Wildlife Medicine Preceptorship

The Janet L. Swanson Wildlife Hospital in Ithaca NY provides state-of-the-art medical and surgical care to injured and sick wildlife native to the northeastern United States. Over 1400 birds, small mammals, reptiles, and amphibians are treated each year by the staff at the Wildlife Health Hospital. Our primary mission is to provide the highest quality medical care to these animals with the goal of releasing them back to the wild.

When Will the Preceptorship Take Place?

Successful candidates are offered one of two 6 week block commitments
May 26th-July 5th OR July 6th-Aug 16th, 2020.
Preceptors will work 4-5 10 hour days and will have 2-3 days off per week. Weekend work is required.

What are the Qualifications I need?

  • At least one year of Veterinary Technology coursework completed with a minimum 3.0 GPA from an accredited AVMA Veterinary Technology program
  • Proof of Rabies pre-exposure vaccinations or current titer
  • Proof of current health insurance
  • Ability to lift 30lbs 

Two vets examining a puppy

Vet walking yellow lab outside

How Do I Apply?

Students interested in applying for a preceptorship opportunity can submit queries and application materials attention Wildlife Preceptorship to the CVM LVT Preceptorships Program at lvtpp@cornell.edu.  Incomplete applications will not be considered.

All Applications Must Include:

  1. Cover Letter
  2. Resume
  3. 2 Recommendation Letters

Formal interviews will be offered during the month of February 2020 by Skype, or in person at the Wildlife Hospital.

When is the Deadline for Applications?

Deadline for application is February 21st, 2020
After February 21st, applications will be processed based on availability.

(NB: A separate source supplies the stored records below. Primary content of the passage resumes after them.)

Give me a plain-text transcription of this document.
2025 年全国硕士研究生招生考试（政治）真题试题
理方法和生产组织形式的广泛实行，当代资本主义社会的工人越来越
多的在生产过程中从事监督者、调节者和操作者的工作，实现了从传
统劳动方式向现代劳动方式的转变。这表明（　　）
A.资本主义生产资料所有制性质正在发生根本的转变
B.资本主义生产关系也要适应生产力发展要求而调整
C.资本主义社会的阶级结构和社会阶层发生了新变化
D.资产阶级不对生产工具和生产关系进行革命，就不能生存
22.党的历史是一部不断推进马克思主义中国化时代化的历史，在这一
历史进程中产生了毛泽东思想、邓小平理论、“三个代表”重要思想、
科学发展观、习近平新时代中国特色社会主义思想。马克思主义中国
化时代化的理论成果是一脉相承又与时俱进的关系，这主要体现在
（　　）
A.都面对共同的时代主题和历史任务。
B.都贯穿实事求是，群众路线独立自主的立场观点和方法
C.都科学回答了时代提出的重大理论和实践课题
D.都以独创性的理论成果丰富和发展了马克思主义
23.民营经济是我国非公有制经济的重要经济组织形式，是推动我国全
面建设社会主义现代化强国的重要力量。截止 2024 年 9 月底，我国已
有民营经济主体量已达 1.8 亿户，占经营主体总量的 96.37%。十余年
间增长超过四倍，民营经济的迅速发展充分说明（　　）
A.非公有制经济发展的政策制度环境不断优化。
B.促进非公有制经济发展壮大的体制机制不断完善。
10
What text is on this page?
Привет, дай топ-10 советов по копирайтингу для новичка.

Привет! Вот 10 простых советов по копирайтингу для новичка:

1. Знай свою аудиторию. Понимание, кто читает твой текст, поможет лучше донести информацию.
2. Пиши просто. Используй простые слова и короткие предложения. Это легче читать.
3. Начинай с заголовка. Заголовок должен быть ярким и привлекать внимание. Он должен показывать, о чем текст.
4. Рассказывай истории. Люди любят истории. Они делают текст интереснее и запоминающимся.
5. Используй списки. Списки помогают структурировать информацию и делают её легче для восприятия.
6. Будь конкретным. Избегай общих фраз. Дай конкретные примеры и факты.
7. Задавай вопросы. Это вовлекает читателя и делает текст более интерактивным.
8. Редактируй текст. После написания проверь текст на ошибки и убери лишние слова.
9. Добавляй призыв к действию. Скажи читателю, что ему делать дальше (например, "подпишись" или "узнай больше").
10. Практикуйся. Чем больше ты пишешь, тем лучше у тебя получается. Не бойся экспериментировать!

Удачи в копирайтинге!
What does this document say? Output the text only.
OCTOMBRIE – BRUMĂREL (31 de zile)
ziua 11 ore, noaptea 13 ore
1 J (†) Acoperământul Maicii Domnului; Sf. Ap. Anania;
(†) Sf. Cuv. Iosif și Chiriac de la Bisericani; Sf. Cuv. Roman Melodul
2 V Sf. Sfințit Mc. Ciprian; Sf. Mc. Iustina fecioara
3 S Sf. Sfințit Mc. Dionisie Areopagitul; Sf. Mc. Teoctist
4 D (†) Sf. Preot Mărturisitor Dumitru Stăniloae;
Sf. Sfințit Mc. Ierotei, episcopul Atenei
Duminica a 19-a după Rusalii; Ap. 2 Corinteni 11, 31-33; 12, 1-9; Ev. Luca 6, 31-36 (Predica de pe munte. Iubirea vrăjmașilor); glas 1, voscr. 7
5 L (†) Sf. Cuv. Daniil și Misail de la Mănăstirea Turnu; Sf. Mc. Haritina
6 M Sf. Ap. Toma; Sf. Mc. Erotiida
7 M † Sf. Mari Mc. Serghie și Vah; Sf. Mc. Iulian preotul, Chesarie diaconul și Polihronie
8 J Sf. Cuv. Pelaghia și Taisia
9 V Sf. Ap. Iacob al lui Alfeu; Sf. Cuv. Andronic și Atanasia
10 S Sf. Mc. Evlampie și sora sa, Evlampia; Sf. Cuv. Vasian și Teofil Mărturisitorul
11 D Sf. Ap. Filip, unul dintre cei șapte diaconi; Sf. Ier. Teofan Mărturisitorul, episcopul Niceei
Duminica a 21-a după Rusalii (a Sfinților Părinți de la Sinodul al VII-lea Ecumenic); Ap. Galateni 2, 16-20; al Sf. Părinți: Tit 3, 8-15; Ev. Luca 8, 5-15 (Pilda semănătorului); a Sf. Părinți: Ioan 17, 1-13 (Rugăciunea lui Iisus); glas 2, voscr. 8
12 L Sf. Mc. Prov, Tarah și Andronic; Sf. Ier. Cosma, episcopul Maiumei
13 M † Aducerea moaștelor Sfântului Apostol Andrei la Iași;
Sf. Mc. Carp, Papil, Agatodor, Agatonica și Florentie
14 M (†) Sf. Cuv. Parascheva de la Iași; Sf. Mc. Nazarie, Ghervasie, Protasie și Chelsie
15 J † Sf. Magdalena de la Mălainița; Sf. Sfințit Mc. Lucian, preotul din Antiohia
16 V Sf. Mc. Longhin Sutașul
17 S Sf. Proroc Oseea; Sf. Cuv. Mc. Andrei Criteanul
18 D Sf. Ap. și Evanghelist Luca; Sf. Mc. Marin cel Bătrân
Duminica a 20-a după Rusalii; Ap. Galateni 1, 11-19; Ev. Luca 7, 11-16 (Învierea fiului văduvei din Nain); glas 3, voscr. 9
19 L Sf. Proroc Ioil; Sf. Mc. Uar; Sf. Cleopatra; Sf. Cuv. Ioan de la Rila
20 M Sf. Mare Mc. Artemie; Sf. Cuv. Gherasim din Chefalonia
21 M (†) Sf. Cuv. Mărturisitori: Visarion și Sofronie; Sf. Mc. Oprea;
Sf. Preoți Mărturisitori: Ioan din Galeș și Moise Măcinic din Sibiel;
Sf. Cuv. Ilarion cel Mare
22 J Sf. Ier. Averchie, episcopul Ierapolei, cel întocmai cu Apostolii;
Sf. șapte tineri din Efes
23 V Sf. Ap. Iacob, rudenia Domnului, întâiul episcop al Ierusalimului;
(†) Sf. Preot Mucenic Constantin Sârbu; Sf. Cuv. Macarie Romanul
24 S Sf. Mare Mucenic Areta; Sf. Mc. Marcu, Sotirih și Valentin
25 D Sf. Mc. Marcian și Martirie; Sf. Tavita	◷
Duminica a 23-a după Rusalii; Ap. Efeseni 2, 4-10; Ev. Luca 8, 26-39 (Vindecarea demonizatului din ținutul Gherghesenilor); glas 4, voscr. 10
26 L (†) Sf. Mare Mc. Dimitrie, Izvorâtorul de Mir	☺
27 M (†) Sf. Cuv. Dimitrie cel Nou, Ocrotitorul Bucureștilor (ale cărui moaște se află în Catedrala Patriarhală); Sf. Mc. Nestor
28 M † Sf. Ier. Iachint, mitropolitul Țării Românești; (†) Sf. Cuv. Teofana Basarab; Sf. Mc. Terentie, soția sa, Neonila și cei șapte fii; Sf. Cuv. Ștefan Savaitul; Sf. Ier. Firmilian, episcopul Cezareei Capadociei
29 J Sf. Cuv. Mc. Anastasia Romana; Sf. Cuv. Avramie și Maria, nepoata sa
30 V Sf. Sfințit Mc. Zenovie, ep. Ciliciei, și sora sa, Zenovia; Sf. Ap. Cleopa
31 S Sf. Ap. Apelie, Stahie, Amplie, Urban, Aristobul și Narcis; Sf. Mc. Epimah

When Will I Know If I've Been Accepted?

Preceptors will be selected by April 10, 2020

What Does the Preceptorship Involve?

This is a non-paid preceptorship. Following an initial orientation, student preceptors will observe tasks and procedures and then quickly be given increased responsibility throughout the hospital according to their comfort and skill level. Every student will receive training and/or exposure (including but not limited to) to the following: patient capture and restraint with an emphasis on safety measures; preparation and administration of daily patient treatments; patient triage, physical examination, and diagnostic testing; induction, maintenance, and monitoring of general anesthesia; proper technique and positioning of patients for radiographs; surgical assistance; medical record keeping; hematology, cytology, and parasitology; animal husbandry and enrichment; feeding of neonatal mammals and birds; effective communication; and attendance of and participation in daily clinical rounds. They will also be expected to assist the staff with general maintenance of the hospital including cleaning, stocking, laundry, and mopping.

At the beginning of the program, preceptors will be provided with a checklist detailing basic wildlife knowledge and skills that they will be expected to master during their experience. Mentorship is provided by three licensed veterinary technicians. Preceptors will also work in close contact with wildlife veterinarians and veterinary students.  Licensed veterinary technician mentors will work directly with the students to help guide them in completion of their checklist. Students will be expected to complete their preceptorship with an informal presentation focusing on a topic or clinical case of their choice.